In the second half of the nineteenth century, the majority of U.S. states adopted a novel code of legal practice for their civil courts. Legal scholars have long recognized the influence of the New York lawyer David Dudley Field on American legal codification, but tracing the influence of Field’s code of civil procedure with precision across some 30,000 pages of statutes is a daunting task. By adapting methods of digital text analysis to observe text reuse in legal sources, this article provides a methodological guide to show how the evolution of law can be studied at a macro level—across many codes and jurisdictions—and at a micro level—regulation by regulation. Applying these techniques to the Field Code and its emulators, we show that by a combination of creditors’ remedies the code exchanged the rhythms of agriculture for those of merchant capitalism. Archival research confirmed that the spread of the Field Code united the American South and American West in one Greater Reconstruction. Instead of just a national political development centered in Washington, we show that Reconstruction was also a state-level legal development centered on a procedure code from the Empire State of finance capitalism.

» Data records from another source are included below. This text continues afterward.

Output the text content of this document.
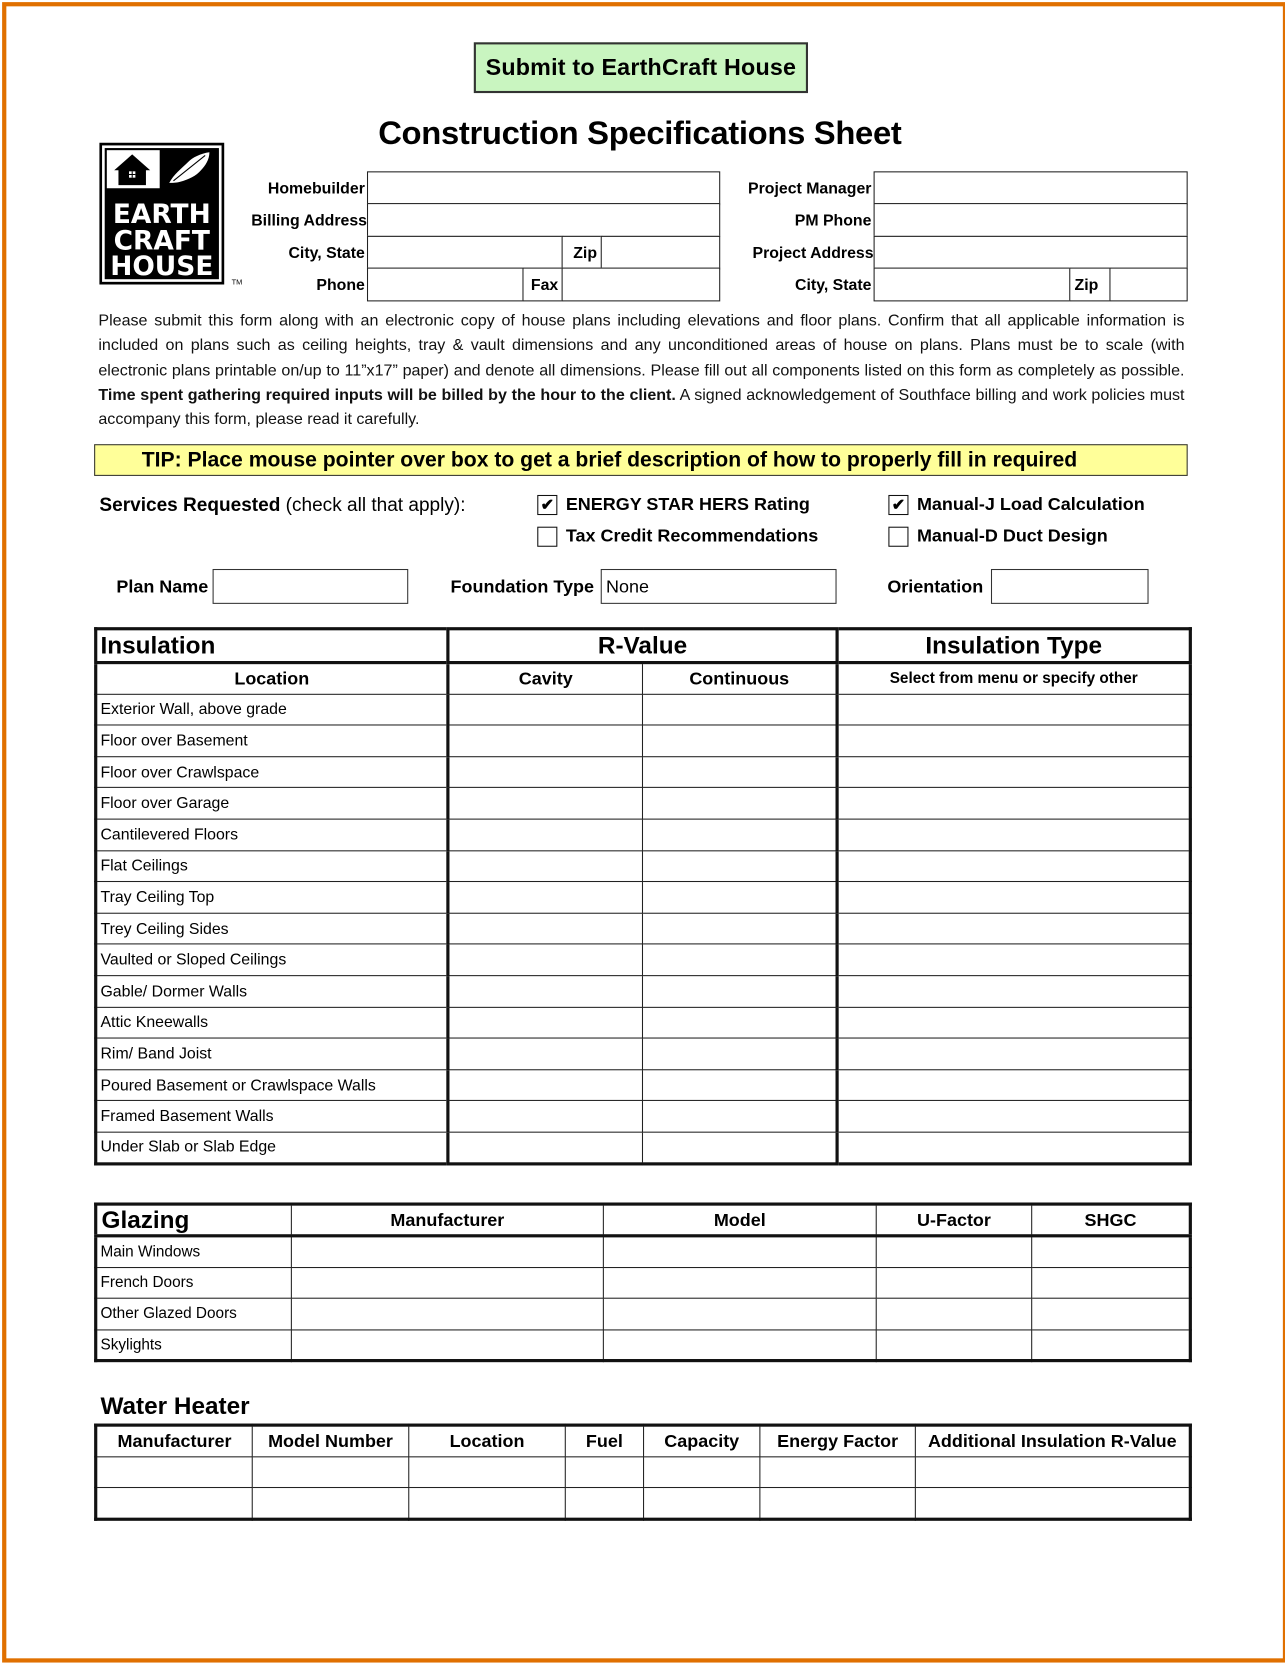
Submit to EarthCraft House
Construction Specifications Sheet
EARTH
CRAFT
HOUSE
TM
Homebuilder
Billing Address
City, State
Phone
Zip
Fax
Project Manager
PM Phone
Project Address
City, State	Zip
Please submit this form along with an electronic copy of house plans including elevations and floor plans. Confirm that all applicable information is included on plans such as ceiling heights, tray & vault dimensions and any unconditioned areas of house on plans. Plans must be to scale (with electronic plans printable on/up to 11”x17” paper) and denote all dimensions. Please fill out all components listed on this form as completely as possible. Time spent gathering required inputs will be billed by the hour to the client. A signed acknowledgement of Southface billing and work policies must accompany this form, please read it carefully.
TIP: Place mouse pointer over box to get a brief description of how to properly fill in required
Services Requested (check all that apply):	✔ ENERGY STAR HERS Rating
Tax Credit Recommendations
✔ Manual-J Load Calculation
Manual-D Duct Design
Plan Name	Foundation Type None	Orientation
Insulation	R-Value		Insulation Type
Location	Cavity	Continuous	Select from menu or specify other
Exterior Wall, above grade			
Floor over Basement			
Floor over Crawlspace			
Floor over Garage			
Cantilevered Floors			
Flat Ceilings			
Tray Ceiling Top			
Trey Ceiling Sides			
Vaulted or Sloped Ceilings			
Gable/ Dormer Walls			
Attic Kneewalls			
Rim/ Band Joist			
Poured Basement or Crawlspace Walls			
Framed Basement Walls			
Under Slab or Slab Edge			
Glazing	Manufacturer	Model	U-Factor	SHGC
Main Windows				
French Doors				
Other Glazed Doors				
Skylights				
Water Heater
Manufacturer	Model Number	Location	Fuel	Capacity	Energy Factor	Additional Insulation R-Value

The authors’ original manuscript (or preprint) is available at SSRN. This is the version that we submitted for peer review in July 2016. The final version will be different, in part because of our revisions in response to the helpful peer reviews, and in part because we have expanded our original corpus by some 40% and plan to expand it further before publication. While we think these revisions greatly strengthen the essay, we don’t think that they invalidate this earlier version. So we are making the authors’ original manuscript available now following Oxford University Press’s policy.

This article relies on computational methods and so it has a number of related pieces. We’ve written two software packages for R that implement our method, the tokenizers package and the textreuse package, both separately peer reviewed by rOpenSci. This older working paper describes our method, and we wrote a brief essay for a digital history forum in Rechtsgeschichte. And of course there is the corpus of texts and the scripts to do the analysis and create the article and visualizations. This code and data is available in a GitHub repository. If you know your way around R and GNU Make you should be able to reproduce our results from that code, but we plan to make a more useable research compendium available when the final version is published.

While this research project has many spinoffs, it is in fact a spinoff of a much larger and more significant research project. Kellen Funk has nearly finished writing his Princeton dissertation on “The Lawyers’ Code: The Transformation of American Legal Practice,” of which this article is just a small piece. When that monograph is finished, it is going to be a work of scholarship that both American legal historians and historians of the nineteenth-century United States will need to reckon with.